Repealing the Affordable Care Act’s Medicaid expansion means that 13 million people would lose their new coverage or no longer gain coverage in the future; 13 million is the Congressional Budget Office’s (CBO) current estimate of the number of people who would eventually gain coverage under the Medicaid expansion, though the number could rise as high as 17 million if all states adopt the expansion.
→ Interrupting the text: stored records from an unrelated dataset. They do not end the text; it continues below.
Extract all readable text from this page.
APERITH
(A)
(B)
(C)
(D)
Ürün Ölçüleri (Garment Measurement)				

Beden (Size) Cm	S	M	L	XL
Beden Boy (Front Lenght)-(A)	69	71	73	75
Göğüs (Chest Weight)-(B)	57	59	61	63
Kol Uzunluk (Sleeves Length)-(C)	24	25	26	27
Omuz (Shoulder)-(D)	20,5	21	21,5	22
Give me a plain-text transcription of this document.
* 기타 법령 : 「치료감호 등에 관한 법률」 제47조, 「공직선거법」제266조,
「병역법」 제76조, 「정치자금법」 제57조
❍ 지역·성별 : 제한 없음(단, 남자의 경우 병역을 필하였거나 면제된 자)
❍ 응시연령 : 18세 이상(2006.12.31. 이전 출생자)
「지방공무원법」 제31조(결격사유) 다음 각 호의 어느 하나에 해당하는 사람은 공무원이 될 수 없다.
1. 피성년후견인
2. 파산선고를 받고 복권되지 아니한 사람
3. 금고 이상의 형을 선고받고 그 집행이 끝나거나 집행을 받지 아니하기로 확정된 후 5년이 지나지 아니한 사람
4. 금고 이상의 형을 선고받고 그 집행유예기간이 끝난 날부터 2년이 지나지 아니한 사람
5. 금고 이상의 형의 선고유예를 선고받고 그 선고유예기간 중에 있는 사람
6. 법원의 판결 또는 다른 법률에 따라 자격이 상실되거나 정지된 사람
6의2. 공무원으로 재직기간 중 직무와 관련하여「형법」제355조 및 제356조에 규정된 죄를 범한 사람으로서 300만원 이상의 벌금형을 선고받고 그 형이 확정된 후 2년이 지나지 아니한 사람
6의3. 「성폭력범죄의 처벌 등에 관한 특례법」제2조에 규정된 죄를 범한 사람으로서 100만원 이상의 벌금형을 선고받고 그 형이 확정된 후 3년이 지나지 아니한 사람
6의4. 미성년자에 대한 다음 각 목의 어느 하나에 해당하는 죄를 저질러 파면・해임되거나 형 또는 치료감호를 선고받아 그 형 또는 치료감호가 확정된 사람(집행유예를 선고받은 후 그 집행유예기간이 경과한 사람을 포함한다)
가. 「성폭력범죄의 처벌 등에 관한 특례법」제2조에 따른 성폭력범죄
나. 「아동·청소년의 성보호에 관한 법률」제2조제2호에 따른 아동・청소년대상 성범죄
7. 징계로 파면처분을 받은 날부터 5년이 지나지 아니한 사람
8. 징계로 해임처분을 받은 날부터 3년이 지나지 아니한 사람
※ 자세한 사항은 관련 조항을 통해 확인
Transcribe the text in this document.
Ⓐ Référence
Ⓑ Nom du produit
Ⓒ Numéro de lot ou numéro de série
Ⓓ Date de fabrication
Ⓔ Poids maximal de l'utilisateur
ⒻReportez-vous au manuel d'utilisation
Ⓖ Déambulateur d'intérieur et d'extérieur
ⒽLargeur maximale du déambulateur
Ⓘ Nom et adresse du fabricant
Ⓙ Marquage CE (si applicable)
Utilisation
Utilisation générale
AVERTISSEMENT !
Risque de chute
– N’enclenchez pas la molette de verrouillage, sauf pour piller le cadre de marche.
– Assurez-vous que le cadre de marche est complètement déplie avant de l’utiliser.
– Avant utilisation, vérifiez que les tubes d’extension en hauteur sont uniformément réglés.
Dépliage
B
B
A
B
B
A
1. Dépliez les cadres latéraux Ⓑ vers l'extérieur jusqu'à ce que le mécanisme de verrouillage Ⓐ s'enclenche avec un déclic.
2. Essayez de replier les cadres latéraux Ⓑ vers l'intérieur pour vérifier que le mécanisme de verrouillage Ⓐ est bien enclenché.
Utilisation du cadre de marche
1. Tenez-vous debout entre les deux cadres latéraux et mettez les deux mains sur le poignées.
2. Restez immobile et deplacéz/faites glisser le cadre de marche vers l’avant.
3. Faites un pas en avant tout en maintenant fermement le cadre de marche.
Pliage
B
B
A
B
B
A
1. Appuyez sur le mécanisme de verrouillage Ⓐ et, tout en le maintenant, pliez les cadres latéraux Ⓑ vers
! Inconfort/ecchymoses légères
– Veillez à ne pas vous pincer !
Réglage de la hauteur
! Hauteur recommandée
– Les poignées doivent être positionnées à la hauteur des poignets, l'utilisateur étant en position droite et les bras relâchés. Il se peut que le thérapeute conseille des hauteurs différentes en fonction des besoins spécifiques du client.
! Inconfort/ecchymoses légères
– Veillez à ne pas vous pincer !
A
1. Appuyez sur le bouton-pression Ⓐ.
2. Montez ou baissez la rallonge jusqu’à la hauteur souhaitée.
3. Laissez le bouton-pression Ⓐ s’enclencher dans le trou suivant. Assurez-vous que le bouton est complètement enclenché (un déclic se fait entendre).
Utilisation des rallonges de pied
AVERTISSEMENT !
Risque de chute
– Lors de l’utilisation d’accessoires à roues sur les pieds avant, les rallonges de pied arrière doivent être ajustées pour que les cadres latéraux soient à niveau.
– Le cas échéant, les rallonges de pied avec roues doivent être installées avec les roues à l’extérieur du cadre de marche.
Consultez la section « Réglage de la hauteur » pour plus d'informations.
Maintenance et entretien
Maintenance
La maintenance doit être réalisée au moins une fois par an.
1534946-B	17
In addition, the large and growing cut in federal Medicaid funding from the block grant would almost certainly force states to sharply scale back or eliminate Medicaid coverage for millions of low-income people who rely on it today. (More than 40 million people would likely become uninsured as a result of the Ryan budget overall after also taking into account the repeal of health reform’s exchange subsidies.)
Under the Ryan plan, the federal government would no longer pay a fixed share of states’ Medicaid costs starting in 2016. Instead, states would get a fixed dollar amount that would rise annually only with inflation and population growth.
As CBO concluded when analyzing the similar Medicaid block grant proposal from the Ryan budget plan from two years ago, “the magnitude of the reduction in spending . . . means that states would need to increase their spending on these programs, make considerable cutbacks in them, or both. Cutbacks might involve reduced eligibility . . . coverage of fewer services, lower payments to providers, or increased cost-sharing by beneficiaries — all of which would reduce access to care.”
In making these cuts, states would likely use the expansive additional flexibility that the Ryan plan would give them. For example, the plan would likely let states cap Medicaid enrollment and turn eligible people away from the program; under current law, states must accept all eligible individuals who apply. It also would likely let states drop certain benefits that people with disabilities or other special health problems need.
The Urban Institute estimated that Chairman Ryan’s similar block grant proposal in 2012 would lead states to drop between 14.3 million and 20.5 million people from Medicaid by the tenth year (outside of the effects of repealing health reform’s Medicaid expansion). That would result in a reduction in enrollment of between 25 percent and 35 percent. The Urban Institute also estimated that the block grant likely would have resulted in cuts in reimbursements to health care providers of more than 30 percent by the tenth year. This year’s proposal likely would result in cuts that are similarly draconian.